Inflexible: Gathering data from systems like security badge swipes or other forms of self-reporting requires either the physical installation of new infrastructure (e.g. card swipe panels and wiring of door lock mechanisms) or operations training (to teach people how to report their usage). This makes it hard to quickly change which areas you want to measure and get consistent reporting.
With IoT, organizations can measure space utilization in a systematic way that frees themselves from the limitations of the highly manual, time-intensive, and less quantifiable processes of the past. By implementing a system using IoT, measuring space utilization becomes:
Automated: By placing sensors in locations to measure the intended space, the hardware does the data collection and counting so you don’t have to rely on a physical person or self-reporting to do the work.
Repeatable: By using software to process the data collected by sensors to produce a count or level of occupancy, the measurement process becomes consistent and repeatable. Users can rely on the occupancy levels they read knowing that they were generated in a consistent, non-biased way that operates around the clock.
Real-time: Because sensors are continuously gathering data to report occupancy levels, interfaces can be built to present that occupancy information equally as fast. In this way, real-time views of how a space is being used are easily accessible to users.
In any industry, being able to thoughtfully design a space to match the intended usage of the room is a difficult but important job. By gathering space utilization data and observing trends over time, IoT has the capability to transform a variety of industries, examples of which include:
Office and Property Management: Use occupancy data to understand which rooms, office spaces, or floors are being used the most to inform office designs or make heating and cooling system adjustments for energy savings.
Retail: Analyze trends of how customers spend time in different areas of a store and move from section to section. Use that data to make merchandising and product placement decisions.
Events and Entertainment: Look at space utilization numbers to gauge actual attendance numbers, perform heat mapping of most and least used spaces in the event, and reconfigure vendors or A/V systems to match foot traffic and provide best coverage of the venue. Set alerts when capacity is reached in a given space to redirect guests to other areas.
The exact technology used in a space utilization system will vary based on the use case. It also depends on what is being measured. This could be the occupancy of a desk, utilization of a room, or capacity of more broadly-defined space.
When looking at sensors, there are several considerations to take into account:
For connectivity to the cloud, sensors can either communicate directly with the cloud or, depending on the use case, communicate to gateways which in turn communicate to the cloud.
If considering direct connectivity to the internet, options include Wi-Fi and cellular. The advantage of Wi-Fi is that it is typically already available at an installation site and adequate coverage exists where people are normally located. However, Wi-Fi connections could be spotty, access could vary based on enterprise security rules, and connectivity could go down whenever the Wi-Fi goes down.

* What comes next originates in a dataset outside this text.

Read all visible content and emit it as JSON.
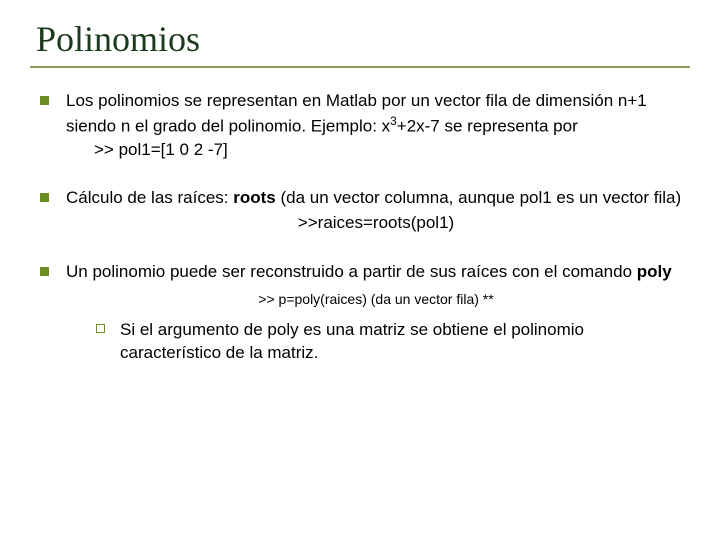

Cellular is ubiquitous and more robust, but the costs of data could get expensive depending on the number of sensors and reporting frequency of the solution.
If looking at network connectivity to the cloud via gateways, a low-powered wide area network (LPWAN) may fit your needs. These networks emphasize long-range, low-bandwidth communications such that even a single gateway can provide coverage for all sensors located in a large radius. LPWAN can be implemented for both indoor and outdoor use cases, and being low-bandwidth results in energy savings for battery-powered sensors. Examples of LPWAN protocols include LoRa, NB-IoT, and Sigfox.